Addressing tax competitiveness on the personal income tax side also matters if Canada wants to attract and retain talent in high-skilled and increasingly technologically advanced sectors. Increasing competition by eliminating barriers to entry across roughly one-fifth to one-third of Canada’s economy could also boost growth. As could enacting full and immediate automatic recognition of professional credentials across all provinces.

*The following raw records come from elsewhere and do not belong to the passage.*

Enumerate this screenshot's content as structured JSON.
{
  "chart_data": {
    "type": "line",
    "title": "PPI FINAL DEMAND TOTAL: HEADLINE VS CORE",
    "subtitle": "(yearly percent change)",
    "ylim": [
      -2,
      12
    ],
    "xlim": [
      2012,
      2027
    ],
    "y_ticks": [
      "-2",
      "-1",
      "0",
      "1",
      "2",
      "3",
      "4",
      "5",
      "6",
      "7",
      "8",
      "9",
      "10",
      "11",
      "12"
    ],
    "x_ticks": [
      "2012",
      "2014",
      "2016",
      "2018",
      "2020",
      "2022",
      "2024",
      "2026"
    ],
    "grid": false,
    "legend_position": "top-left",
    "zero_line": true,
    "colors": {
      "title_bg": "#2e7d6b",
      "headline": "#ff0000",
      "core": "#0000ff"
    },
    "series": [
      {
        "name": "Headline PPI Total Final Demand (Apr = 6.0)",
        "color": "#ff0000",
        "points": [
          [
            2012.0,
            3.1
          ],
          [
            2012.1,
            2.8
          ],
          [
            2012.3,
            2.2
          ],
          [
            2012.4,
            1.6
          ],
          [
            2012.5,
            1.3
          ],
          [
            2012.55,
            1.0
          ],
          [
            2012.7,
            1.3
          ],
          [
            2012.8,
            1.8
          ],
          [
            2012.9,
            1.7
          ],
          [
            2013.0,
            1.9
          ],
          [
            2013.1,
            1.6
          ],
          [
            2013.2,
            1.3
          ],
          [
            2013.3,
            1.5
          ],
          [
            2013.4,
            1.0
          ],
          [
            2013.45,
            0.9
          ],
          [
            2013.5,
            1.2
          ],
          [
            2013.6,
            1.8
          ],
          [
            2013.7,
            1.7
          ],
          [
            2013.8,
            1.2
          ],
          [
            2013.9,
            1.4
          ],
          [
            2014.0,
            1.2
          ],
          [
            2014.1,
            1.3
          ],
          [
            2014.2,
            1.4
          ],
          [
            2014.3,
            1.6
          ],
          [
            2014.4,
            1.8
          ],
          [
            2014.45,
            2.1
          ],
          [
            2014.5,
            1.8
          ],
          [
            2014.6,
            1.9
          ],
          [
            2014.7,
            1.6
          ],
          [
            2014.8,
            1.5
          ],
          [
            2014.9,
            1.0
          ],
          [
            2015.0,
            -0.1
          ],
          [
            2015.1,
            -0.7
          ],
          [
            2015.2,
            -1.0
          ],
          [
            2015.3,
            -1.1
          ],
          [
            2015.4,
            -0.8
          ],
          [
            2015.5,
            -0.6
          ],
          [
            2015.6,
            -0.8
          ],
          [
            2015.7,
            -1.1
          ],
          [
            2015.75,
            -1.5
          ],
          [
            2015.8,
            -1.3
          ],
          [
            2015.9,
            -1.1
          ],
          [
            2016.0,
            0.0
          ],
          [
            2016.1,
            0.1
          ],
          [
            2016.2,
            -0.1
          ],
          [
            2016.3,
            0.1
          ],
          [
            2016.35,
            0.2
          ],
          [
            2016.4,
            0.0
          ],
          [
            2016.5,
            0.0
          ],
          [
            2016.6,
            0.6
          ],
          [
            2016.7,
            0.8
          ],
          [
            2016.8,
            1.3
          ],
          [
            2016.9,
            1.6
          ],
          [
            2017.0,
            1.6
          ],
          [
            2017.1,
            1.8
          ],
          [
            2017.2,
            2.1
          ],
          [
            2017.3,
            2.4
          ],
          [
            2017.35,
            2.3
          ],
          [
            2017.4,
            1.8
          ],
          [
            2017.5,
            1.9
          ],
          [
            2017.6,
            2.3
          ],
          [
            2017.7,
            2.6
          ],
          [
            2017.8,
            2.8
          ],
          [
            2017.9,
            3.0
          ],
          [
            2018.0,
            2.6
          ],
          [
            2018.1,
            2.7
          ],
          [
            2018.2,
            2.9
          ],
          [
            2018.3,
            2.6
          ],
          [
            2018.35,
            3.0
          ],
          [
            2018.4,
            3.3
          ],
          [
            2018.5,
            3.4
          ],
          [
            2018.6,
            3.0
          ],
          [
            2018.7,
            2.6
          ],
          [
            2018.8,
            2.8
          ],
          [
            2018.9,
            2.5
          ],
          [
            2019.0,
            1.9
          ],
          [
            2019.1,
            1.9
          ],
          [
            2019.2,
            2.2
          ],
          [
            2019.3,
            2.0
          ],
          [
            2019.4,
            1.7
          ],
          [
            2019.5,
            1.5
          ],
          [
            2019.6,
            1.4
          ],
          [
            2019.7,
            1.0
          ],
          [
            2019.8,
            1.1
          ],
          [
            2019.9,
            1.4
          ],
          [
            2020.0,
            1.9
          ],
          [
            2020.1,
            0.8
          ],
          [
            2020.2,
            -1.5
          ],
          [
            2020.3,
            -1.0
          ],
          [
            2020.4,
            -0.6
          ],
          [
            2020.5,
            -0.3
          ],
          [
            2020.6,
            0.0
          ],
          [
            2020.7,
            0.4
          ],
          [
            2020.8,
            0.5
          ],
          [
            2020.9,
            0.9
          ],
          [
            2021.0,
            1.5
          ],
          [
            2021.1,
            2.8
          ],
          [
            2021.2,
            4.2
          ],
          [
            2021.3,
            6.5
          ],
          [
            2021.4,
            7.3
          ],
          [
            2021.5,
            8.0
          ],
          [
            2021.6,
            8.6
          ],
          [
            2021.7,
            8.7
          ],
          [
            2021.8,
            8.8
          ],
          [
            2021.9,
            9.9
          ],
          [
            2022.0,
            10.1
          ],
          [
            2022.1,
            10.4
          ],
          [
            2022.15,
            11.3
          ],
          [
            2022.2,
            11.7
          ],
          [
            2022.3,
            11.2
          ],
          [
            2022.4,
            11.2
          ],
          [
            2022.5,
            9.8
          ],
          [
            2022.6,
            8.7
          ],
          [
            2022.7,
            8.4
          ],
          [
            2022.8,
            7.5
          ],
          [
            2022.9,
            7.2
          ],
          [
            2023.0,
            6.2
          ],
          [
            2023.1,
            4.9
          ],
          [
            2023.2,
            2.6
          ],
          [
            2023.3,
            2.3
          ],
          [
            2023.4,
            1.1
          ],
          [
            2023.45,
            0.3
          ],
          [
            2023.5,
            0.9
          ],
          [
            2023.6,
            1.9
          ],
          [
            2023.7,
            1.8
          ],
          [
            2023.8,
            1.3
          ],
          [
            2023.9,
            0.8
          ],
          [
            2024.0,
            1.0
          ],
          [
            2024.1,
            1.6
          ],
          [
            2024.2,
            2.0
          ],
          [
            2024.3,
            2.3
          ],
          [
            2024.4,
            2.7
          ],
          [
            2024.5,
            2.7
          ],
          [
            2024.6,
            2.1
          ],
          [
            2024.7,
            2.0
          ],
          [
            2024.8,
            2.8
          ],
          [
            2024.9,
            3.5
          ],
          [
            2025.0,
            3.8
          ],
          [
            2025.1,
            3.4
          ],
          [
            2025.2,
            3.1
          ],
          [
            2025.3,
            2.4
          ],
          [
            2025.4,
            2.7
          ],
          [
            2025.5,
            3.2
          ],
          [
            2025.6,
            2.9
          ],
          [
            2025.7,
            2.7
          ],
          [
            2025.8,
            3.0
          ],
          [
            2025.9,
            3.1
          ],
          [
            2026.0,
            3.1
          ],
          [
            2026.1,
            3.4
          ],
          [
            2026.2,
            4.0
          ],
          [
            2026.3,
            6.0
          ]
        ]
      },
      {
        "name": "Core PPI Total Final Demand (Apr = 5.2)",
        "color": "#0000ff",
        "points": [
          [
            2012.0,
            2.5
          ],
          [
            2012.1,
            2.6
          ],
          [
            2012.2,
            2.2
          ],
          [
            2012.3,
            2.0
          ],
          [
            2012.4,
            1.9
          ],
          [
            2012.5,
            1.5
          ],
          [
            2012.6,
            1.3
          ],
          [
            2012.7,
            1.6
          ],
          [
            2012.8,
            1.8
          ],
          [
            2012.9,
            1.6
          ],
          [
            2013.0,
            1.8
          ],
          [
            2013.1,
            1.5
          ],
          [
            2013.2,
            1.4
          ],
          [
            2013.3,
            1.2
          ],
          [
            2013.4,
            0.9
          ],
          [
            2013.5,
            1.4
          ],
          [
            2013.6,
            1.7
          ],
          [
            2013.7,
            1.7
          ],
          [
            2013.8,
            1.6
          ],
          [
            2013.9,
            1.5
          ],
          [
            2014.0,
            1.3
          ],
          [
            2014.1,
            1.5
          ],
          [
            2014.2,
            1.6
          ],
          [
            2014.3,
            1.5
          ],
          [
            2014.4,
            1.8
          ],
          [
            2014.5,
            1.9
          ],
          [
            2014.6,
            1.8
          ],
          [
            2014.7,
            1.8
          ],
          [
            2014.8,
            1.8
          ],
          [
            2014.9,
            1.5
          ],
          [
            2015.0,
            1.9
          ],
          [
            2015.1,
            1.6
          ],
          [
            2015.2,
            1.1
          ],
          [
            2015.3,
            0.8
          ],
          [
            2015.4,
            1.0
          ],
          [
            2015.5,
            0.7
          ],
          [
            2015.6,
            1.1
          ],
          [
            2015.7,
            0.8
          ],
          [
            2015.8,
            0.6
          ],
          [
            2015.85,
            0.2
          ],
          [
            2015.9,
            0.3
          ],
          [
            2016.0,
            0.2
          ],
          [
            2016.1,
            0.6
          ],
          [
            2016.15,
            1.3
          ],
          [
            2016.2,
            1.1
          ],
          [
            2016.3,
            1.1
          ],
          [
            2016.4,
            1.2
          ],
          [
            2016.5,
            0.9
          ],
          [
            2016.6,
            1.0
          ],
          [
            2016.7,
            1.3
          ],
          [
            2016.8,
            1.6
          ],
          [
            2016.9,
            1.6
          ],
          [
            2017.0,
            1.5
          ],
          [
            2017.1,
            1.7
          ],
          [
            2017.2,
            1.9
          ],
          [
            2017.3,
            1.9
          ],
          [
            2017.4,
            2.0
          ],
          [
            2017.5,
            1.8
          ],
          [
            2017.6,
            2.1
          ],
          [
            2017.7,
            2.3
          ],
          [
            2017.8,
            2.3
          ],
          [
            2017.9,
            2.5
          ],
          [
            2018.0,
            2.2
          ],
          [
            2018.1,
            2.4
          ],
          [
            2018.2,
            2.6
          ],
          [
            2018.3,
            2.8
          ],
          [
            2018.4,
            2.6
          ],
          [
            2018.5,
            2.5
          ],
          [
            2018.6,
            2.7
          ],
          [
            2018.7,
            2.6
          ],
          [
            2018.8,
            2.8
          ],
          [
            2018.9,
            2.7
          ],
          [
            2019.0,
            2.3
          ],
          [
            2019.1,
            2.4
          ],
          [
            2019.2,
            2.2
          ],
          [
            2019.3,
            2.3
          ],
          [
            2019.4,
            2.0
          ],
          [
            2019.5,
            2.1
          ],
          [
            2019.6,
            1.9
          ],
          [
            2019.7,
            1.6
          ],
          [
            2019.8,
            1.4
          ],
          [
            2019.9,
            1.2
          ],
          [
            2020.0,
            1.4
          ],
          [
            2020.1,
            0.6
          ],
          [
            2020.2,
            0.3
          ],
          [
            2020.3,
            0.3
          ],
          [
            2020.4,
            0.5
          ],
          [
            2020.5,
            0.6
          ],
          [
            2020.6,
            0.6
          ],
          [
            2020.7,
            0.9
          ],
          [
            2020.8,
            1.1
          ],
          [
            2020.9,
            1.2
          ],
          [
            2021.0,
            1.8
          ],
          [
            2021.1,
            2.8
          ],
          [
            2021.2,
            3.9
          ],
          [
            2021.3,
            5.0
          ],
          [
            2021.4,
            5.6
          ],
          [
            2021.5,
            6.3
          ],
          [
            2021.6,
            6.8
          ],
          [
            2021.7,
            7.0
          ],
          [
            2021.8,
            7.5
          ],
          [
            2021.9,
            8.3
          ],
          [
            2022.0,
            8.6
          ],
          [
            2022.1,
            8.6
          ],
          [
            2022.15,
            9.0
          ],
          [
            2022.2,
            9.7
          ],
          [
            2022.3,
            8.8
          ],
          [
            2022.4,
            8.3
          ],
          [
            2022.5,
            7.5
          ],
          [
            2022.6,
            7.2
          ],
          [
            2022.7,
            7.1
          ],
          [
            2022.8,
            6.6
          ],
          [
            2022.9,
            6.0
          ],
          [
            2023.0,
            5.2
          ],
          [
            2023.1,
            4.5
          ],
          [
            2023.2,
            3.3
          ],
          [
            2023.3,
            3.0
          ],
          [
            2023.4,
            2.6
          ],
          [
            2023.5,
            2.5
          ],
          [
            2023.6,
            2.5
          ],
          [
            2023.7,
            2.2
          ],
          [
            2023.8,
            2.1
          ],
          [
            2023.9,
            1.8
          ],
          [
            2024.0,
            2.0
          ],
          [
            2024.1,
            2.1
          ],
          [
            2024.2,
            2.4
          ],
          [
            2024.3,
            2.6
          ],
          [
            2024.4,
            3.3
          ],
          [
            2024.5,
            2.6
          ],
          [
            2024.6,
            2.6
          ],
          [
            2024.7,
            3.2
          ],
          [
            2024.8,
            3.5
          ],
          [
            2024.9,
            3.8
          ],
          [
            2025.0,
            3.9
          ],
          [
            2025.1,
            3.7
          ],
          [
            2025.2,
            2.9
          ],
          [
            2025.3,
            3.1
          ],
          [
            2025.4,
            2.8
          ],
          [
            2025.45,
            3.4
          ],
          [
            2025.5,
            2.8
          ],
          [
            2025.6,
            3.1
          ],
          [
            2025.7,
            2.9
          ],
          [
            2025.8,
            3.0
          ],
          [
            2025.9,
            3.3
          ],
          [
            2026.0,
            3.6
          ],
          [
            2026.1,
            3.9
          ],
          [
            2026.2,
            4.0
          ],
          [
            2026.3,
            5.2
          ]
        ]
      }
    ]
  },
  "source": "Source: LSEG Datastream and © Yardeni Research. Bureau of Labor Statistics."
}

Today’s deficits may have legitimate short-term justifications: trade disruptions, rising uncertainty, and so on. But that short-term focus should not distract from the longer-term challenge. A return to historically normal productivity growth is not a miracle. It is the bare minimum needed to make the fiscal math work. And if we can do a little better than that, the challenge largely solves itself.
The question is whether we’re willing to do what it takes to get there.
Trevor Tombe is a professor of economics at the University of Calgary, the Director of Fiscal and Economic Policy at The School of Public Policy, a Senior Fellow at the Macdonald-Laurier Institute, and a Fellow at the Public Policy Forum.